Employees who live with titanium dioxide work every day with dust, heat, and high-reactivity chemicals. Over decades, we’ve developed ventilation and handling safety practices to minimize dust exposure and keep risks under control. These efforts benefit not just our workforce but also the end-users by ensuring low residue and safe-to-handle pigment. Customers often ask about heavy metal or residual solvent content in JTCR-504. Years of targeted investment in purification and quality testing let us report extremely low contaminant levels—confirmed by third party checks before product is cleared for dispatch.
As global standards for coatings, plastics, and inks get stricter, we keep refining both the chemistry and the manufacturing system behind JTCR-504. This means continual research into surface treatments for specific weather, application, or processing needs. By tracking global pigment trends and performance standards, we plan improvements in crystal stabilization and anti-chalking formulations. Upgrades to digital controls and process analytics cut waste and tighten lot-to-lot quality. These aren’t just needed for compliance—they help users go to market with more reliable, higher-value products.

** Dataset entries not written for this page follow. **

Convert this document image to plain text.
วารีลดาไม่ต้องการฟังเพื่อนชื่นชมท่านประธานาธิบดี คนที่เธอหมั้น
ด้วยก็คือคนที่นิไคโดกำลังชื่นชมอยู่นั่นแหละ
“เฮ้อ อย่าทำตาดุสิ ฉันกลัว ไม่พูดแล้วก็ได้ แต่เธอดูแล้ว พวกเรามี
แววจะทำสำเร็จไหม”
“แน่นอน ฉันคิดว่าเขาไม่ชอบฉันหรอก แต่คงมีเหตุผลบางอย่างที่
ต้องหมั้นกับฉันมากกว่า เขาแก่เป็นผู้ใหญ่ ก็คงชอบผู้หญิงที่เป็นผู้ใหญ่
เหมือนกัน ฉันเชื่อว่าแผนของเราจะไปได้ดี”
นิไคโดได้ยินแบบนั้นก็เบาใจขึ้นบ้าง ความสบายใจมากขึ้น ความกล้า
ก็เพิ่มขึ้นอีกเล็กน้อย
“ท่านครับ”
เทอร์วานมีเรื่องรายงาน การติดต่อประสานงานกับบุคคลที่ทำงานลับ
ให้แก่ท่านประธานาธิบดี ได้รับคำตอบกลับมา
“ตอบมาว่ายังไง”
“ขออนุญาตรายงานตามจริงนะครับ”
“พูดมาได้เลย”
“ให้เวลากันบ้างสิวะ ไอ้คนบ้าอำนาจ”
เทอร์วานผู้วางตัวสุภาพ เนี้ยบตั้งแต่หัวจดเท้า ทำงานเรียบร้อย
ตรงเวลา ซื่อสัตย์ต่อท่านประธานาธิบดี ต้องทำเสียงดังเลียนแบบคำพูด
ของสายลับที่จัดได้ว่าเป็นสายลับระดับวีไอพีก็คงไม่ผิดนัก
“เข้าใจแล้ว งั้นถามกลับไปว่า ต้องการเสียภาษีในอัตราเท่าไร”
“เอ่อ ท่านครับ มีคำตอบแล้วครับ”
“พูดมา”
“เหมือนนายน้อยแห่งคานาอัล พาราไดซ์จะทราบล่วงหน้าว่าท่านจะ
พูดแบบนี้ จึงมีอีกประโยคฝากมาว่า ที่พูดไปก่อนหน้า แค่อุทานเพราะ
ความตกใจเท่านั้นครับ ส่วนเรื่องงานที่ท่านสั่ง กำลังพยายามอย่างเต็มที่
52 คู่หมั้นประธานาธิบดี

Rutile titanium dioxide looks simple—a fine white powder in every bag. As a manufacturer who lives with the process, it stands for years of chemistry, engineering, and day-to-day focus on results. JTCR-504 stands out to us because it reflects not just high technical specifications, but the flexibility of a product made, tested, and improved by people who know the entire route from raw ore to finished pigment. Quality at this level comes from controlling each lever—material sourcing, chloride reaction, surface treatment, packaging, shipment, and technical support. In our hands, JTCR-504 represents a TiO2 pigment built around the needs and the tough feedback of real users, not just a standard number on a spec sheet. That’s what makes it different—and why we keep refining it each year.